As you can see, the banana and orange have almost the same glycemic index.; this means they both raise your blood sugar in about the same amount of time.

But, the average banana raises the blood sugar twice as high (11) as the orange does (5). So, it contains more overall sugar than the same amount (120 g) of orange.

Of course, this is all relative. A GL of 11 is not high at all. Please keep eating whole fruits. 🙂

What does this all mean for your health?

While we tend to think of blood sugar only in relation to diabetes, poor blood sugar balance causes a whole host of other issues long before it causes diabetes. If you are struggling with your weight and/or think you have a hormone imbalance than you should be aware of the effects that foods have on your blood sugar. Understanding glycemic index and glycemic load are a couple tools that can help you with this.

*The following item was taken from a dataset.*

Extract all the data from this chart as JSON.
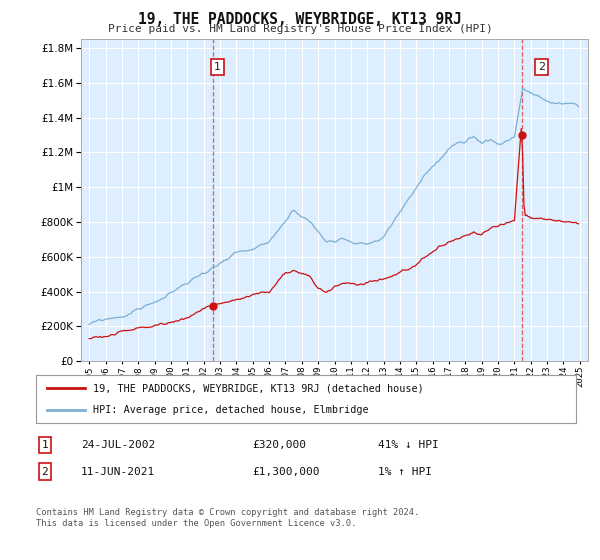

The GI and GL are just two factors to consider when it comes to blood sugar. Some high GI foods are pretty good for you but if you want to reduce the impact on your blood sugar, have them with a high-fiber or high-protein food.

Here is a low GI recipe to get your started with better managing your blood sugar.

Recipe (low GI): Mediterranean Salad

Serves 2

1 cucumber, chopped
½ cup chickpeas, drained and rinsed
½ cup black or kalamata olives
¼ red onion, diced
½ cup cherry tomatoes, halved
¼ cup extra virgin olive oil

1 tbsp apple cider vinegar
2 tbsp lemon juice
1 tsp garlic
1 tsp basil
½ tsp oregano
1 dash sea salt
1 dash black pepper

Place first five ingredients together in a bowl.

Add remaining ingredients to a jar (to make the dressing) with a tight-fitting lid and shake vigorously.

Add dressing to salad and gently toss.

Serve & enjoy!

Tip: Add chopped avocado for even more fiber and healthy fat.